Jeremías 7, 1-11 ; Sal 83, 3. 4. 5-6a y 8a. 11 ; san Mateo 13, 24-30

“Mirad: Vosotros os fiáis de palabras engañosas que no sirven de nada”. Hablaba ayer con un amigo que me confesaba su falta de fe. En un primer momento intenté persuadirle de que ese tipo de consideraciones se debían al cansancio y a la necesidad de unas buenas vacaciones. Él volvió a insistir, hasta el punto que empezaron a asomarse unas lágrimas en sus ojos, que me hablaban de lo sincero de su convencimiento. Intentando “escarbar” en las verdaderas motivaciones le insinué que, en ocasiones, nos dejamos engañar por las apariencias de determinaciones éxitos humanos hasta que llega la hora de la contradicción. Llegados a este punto, mi amigo se puso serio y me dijo: “¿Es que acaso me estás sugiriendo que hago las cosas por motivos egoístas?”.

Recuerdo a un sacerdote anciano, años atrás, que asegurándome de la inexistencia de recetas para ser santo, me dijo que, ante momentos de oscuridad de no ver claramente si Dios era el sentido auténtico de su ministerio, tenía un sabio remedio: “Pepe (se decía así mismo), cuando seas bueno hablaremos”… y las dudas se alejaban en ese preciso instante. Esto recordaba teniendo frente a mí a ese amigo con sus “grandes” problemas de fe. Echamos la culpa a Dios de lo que corresponde únicamente a nuestro comportamiento. Hacemos fuente de nuestras creencias lo que baratamente nos ofrecen: “Eres un tipo extraordinario… lástima que malgastes tu tiempo con tantos hijos”, “Tienes todo un futuro por delante… lástima que te ate tanto tu familia”, “Tu poder de convicción podría ser mucho más útil y provechosa si no estuvieras condicionado por tu moral cristiana”… Etc.
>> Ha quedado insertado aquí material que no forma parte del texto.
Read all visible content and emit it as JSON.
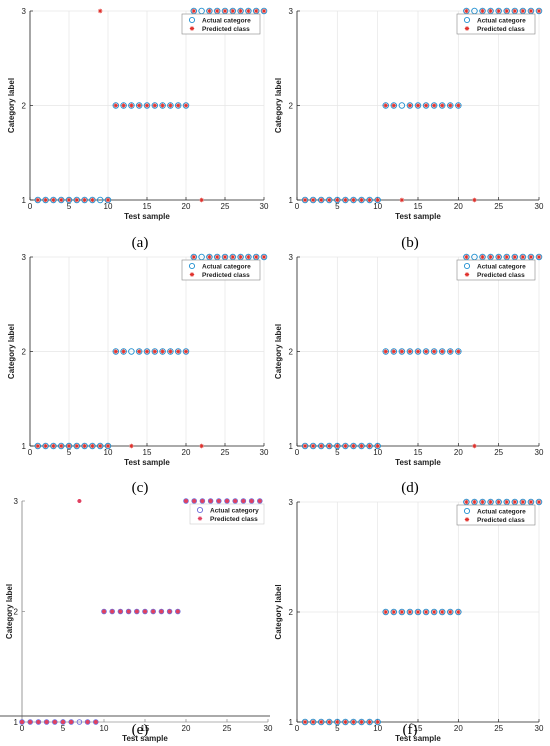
{
  "figure": {
    "panels": [
      {
        "label": "(a)",
        "legend": [
          "Actual categore",
          "Predicted class"
        ],
        "xlabel": "Test sample",
        "ylabel": "Category label"
      },
      {
        "label": "(b)",
        "legend": [
          "Actual categore",
          "Predicted class"
        ],
        "xlabel": "Test sample",
        "ylabel": "Category label"
      },
      {
        "label": "(c)",
        "legend": [
          "Actual categore",
          "Predicted class"
        ],
        "xlabel": "Test sample",
        "ylabel": "Category label"
      },
      {
        "label": "(d)",
        "legend": [
          "Actual categore",
          "Predicted class"
        ],
        "xlabel": "Test sample",
        "ylabel": "Category label"
      },
      {
        "label": "(e)",
        "legend": [
          "Actual category",
          "Predicted class"
        ],
        "xlabel": "Test sample",
        "ylabel": "Category label"
      },
      {
        "label": "(f)",
        "legend": [
          "Actual categore",
          "Predicted class"
        ],
        "xlabel": "Test sample",
        "ylabel": "Category label"
      }
    ]
  },
  "chart_data": [
    {
      "type": "scatter",
      "title": "",
      "xlabel": "Test sample",
      "ylabel": "Category label",
      "xlim": [
        0,
        30
      ],
      "ylim": [
        1,
        3
      ],
      "xticks": [
        0,
        5,
        10,
        15,
        20,
        25,
        30
      ],
      "yticks": [
        1,
        2,
        3
      ],
      "grid": true,
      "legend_position": "top-right",
      "x": [
        1,
        2,
        3,
        4,
        5,
        6,
        7,
        8,
        9,
        10,
        11,
        12,
        13,
        14,
        15,
        16,
        17,
        18,
        19,
        20,
        21,
        22,
        23,
        24,
        25,
        26,
        27,
        28,
        29,
        30
      ],
      "series": [
        {
          "name": "Actual categore",
          "marker": "circle",
          "color": "#1f8fd0",
          "values": [
            1,
            1,
            1,
            1,
            1,
            1,
            1,
            1,
            1,
            1,
            2,
            2,
            2,
            2,
            2,
            2,
            2,
            2,
            2,
            2,
            3,
            3,
            3,
            3,
            3,
            3,
            3,
            3,
            3,
            3
          ]
        },
        {
          "name": "Predicted class",
          "marker": "star",
          "color": "#e0302b",
          "values": [
            1,
            1,
            1,
            1,
            1,
            1,
            1,
            1,
            3,
            1,
            2,
            2,
            2,
            2,
            2,
            2,
            2,
            2,
            2,
            2,
            3,
            1,
            3,
            3,
            3,
            3,
            3,
            3,
            3,
            3
          ]
        }
      ]
    },
    {
      "type": "scatter",
      "title": "",
      "xlabel": "Test sample",
      "ylabel": "Category label",
      "xlim": [
        0,
        30
      ],
      "ylim": [
        1,
        3
      ],
      "xticks": [
        0,
        5,
        10,
        15,
        20,
        25,
        30
      ],
      "yticks": [
        1,
        2,
        3
      ],
      "grid": true,
      "legend_position": "top-right",
      "x": [
        1,
        2,
        3,
        4,
        5,
        6,
        7,
        8,
        9,
        10,
        11,
        12,
        13,
        14,
        15,
        16,
        17,
        18,
        19,
        20,
        21,
        22,
        23,
        24,
        25,
        26,
        27,
        28,
        29,
        30
      ],
      "series": [
        {
          "name": "Actual categore",
          "marker": "circle",
          "color": "#1f8fd0",
          "values": [
            1,
            1,
            1,
            1,
            1,
            1,
            1,
            1,
            1,
            1,
            2,
            2,
            2,
            2,
            2,
            2,
            2,
            2,
            2,
            2,
            3,
            3,
            3,
            3,
            3,
            3,
            3,
            3,
            3,
            3
          ]
        },
        {
          "name": "Predicted class",
          "marker": "star",
          "color": "#e0302b",
          "values": [
            1,
            1,
            1,
            1,
            1,
            1,
            1,
            1,
            1,
            1,
            2,
            2,
            1,
            2,
            2,
            2,
            2,
            2,
            2,
            2,
            3,
            1,
            3,
            3,
            3,
            3,
            3,
            3,
            3,
            3
          ]
        }
      ]
    },
    {
      "type": "scatter",
      "title": "",
      "xlabel": "Test sample",
      "ylabel": "Category label",
      "xlim": [
        0,
        30
      ],
      "ylim": [
        1,
        3
      ],
      "xticks": [
        0,
        5,
        10,
        15,
        20,
        25,
        30
      ],
      "yticks": [
        1,
        2,
        3
      ],
      "grid": true,
      "legend_position": "top-right",
      "x": [
        1,
        2,
        3,
        4,
        5,
        6,
        7,
        8,
        9,
        10,
        11,
        12,
        13,
        14,
        15,
        16,
        17,
        18,
        19,
        20,
        21,
        22,
        23,
        24,
        25,
        26,
        27,
        28,
        29,
        30
      ],
      "series": [
        {
          "name": "Actual categore",
          "marker": "circle",
          "color": "#1f8fd0",
          "values": [
            1,
            1,
            1,
            1,
            1,
            1,
            1,
            1,
            1,
            1,
            2,
            2,
            2,
            2,
            2,
            2,
            2,
            2,
            2,
            2,
            3,
            3,
            3,
            3,
            3,
            3,
            3,
            3,
            3,
            3
          ]
        },
        {
          "name": "Predicted class",
          "marker": "star",
          "color": "#e0302b",
          "values": [
            1,
            1,
            1,
            1,
            1,
            1,
            1,
            1,
            1,
            1,
            2,
            2,
            1,
            2,
            2,
            2,
            2,
            2,
            2,
            2,
            3,
            1,
            3,
            3,
            3,
            3,
            3,
            3,
            3,
            3
          ]
        }
      ]
    },
    {
      "type": "scatter",
      "title": "",
      "xlabel": "Test sample",
      "ylabel": "Category label",
      "xlim": [
        0,
        30
      ],
      "ylim": [
        1,
        3
      ],
      "xticks": [
        0,
        5,
        10,
        15,
        20,
        25,
        30
      ],
      "yticks": [
        1,
        2,
        3
      ],
      "grid": true,
      "legend_position": "top-right",
      "x": [
        1,
        2,
        3,
        4,
        5,
        6,
        7,
        8,
        9,
        10,
        11,
        12,
        13,
        14,
        15,
        16,
        17,
        18,
        19,
        20,
        21,
        22,
        23,
        24,
        25,
        26,
        27,
        28,
        29,
        30
      ],
      "series": [
        {
          "name": "Actual categore",
          "marker": "circle",
          "color": "#1f8fd0",
          "values": [
            1,
            1,
            1,
            1,
            1,
            1,
            1,
            1,
            1,
            1,
            2,
            2,
            2,
            2,
            2,
            2,
            2,
            2,
            2,
            2,
            3,
            3,
            3,
            3,
            3,
            3,
            3,
            3,
            3,
            3
          ]
        },
        {
          "name": "Predicted class",
          "marker": "star",
          "color": "#e0302b",
          "values": [
            1,
            1,
            1,
            1,
            1,
            1,
            1,
            1,
            1,
            1,
            2,
            2,
            2,
            2,
            2,
            2,
            2,
            2,
            2,
            2,
            3,
            1,
            3,
            3,
            3,
            3,
            3,
            3,
            3,
            3
          ]
        }
      ]
    },
    {
      "type": "scatter",
      "title": "",
      "xlabel": "Test sample",
      "ylabel": "Category label",
      "xlim": [
        0,
        30
      ],
      "ylim": [
        1,
        3
      ],
      "xticks": [
        0,
        5,
        10,
        15,
        20,
        25,
        30
      ],
      "yticks": [
        1,
        2,
        3
      ],
      "grid": false,
      "legend_position": "top-right",
      "x": [
        0,
        1,
        2,
        3,
        4,
        5,
        6,
        7,
        8,
        9,
        10,
        11,
        12,
        13,
        14,
        15,
        16,
        17,
        18,
        19,
        20,
        21,
        22,
        23,
        24,
        25,
        26,
        27,
        28,
        29
      ],
      "series": [
        {
          "name": "Actual category",
          "marker": "circle",
          "color": "#6a6ad8",
          "values": [
            1,
            1,
            1,
            1,
            1,
            1,
            1,
            1,
            1,
            1,
            2,
            2,
            2,
            2,
            2,
            2,
            2,
            2,
            2,
            2,
            3,
            3,
            3,
            3,
            3,
            3,
            3,
            3,
            3,
            3
          ]
        },
        {
          "name": "Predicted class",
          "marker": "star",
          "color": "#e04060",
          "values": [
            1,
            1,
            1,
            1,
            1,
            1,
            1,
            3,
            1,
            1,
            2,
            2,
            2,
            2,
            2,
            2,
            2,
            2,
            2,
            2,
            3,
            3,
            3,
            3,
            3,
            3,
            3,
            3,
            3,
            3
          ]
        }
      ]
    },
    {
      "type": "scatter",
      "title": "",
      "xlabel": "Test sample",
      "ylabel": "Category label",
      "xlim": [
        0,
        30
      ],
      "ylim": [
        1,
        3
      ],
      "xticks": [
        0,
        5,
        10,
        15,
        20,
        25,
        30
      ],
      "yticks": [
        1,
        2,
        3
      ],
      "grid": true,
      "legend_position": "top-right",
      "x": [
        1,
        2,
        3,
        4,
        5,
        6,
        7,
        8,
        9,
        10,
        11,
        12,
        13,
        14,
        15,
        16,
        17,
        18,
        19,
        20,
        21,
        22,
        23,
        24,
        25,
        26,
        27,
        28,
        29,
        30
      ],
      "series": [
        {
          "name": "Actual categore",
          "marker": "circle",
          "color": "#1f8fd0",
          "values": [
            1,
            1,
            1,
            1,
            1,
            1,
            1,
            1,
            1,
            1,
            2,
            2,
            2,
            2,
            2,
            2,
            2,
            2,
            2,
            2,
            3,
            3,
            3,
            3,
            3,
            3,
            3,
            3,
            3,
            3
          ]
        },
        {
          "name": "Predicted class",
          "marker": "star",
          "color": "#e0302b",
          "values": [
            1,
            1,
            1,
            1,
            1,
            1,
            1,
            1,
            1,
            1,
            2,
            2,
            2,
            2,
            2,
            2,
            2,
            2,
            2,
            2,
            3,
            3,
            3,
            3,
            3,
            3,
            3,
            3,
            3,
            3
          ]
        }
      ]
    }
  ]
}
Todas estas palabras engañosas “embadurnan” nuestros pensamientos, y llegamos a actuar en contra del más elemental sentido común. ¿Cuál es el problema?: que en el interior de toda mentira anida un aspecto de la verdad… pero sólo un aspecto, no toda la verdad. Y lo que más nos duele es que, confesándonos pobres, miserables y faltos de fe, nos digan que somos unos soberbios. ¡Cuánta autocompasión nos reclamamos! ¿No recuerdas las palabras de Jesús al joven rico?: “¿Por qué me llamas bueno?… sólo Dios es bueno”. Si no logramos ver en Cristo al Hijo de Dios, simplemente nos quedaremos con el “ajuar”: las flores del campo, lo espectacular de sus milagros…

“Dejadlos crecer juntos hasta la siega”. Decidir en aquellas cosas que sólo le corresponden a Dios tiene muchos riesgos: “no tengo fe”, “que mal me tratan”, “no hay remedio”… Nos cuesta una enormidad dejar que el tiempo de Dios actúe en nosotros. Olvidamos que la santidad no es incompatible con nuestros defectos y pecados, y nos empeñamos en construir castillos en el aire. Dios cuenta con lo que eres, y de esa manera te quiere. ¡Por supuesto que es necesaria la lucha ascética! Pero no puedes cifrar el camino hacia Dios como una realización meramente personal. Escucha: Menos autocompasión, y más acudir al sacramento de la confesión, que es donde Dios abre los brazos de su amor para que te vuelques sin temor alguno. Ya vendrá el tiempo de la siega… Mientras tanto: a ti, ¿qué?

La Virgen siente un respeto reverencial por la hora de Dios. Ese entrar lo divino en la historia es un misterio que nos supera, y del que no podemos apropiarnos como si fuera una golosina. Y cuando te vengan dudas de fe, respóndete como aquel anciano sacerdote: “Cuando seas bueno hablaremos”.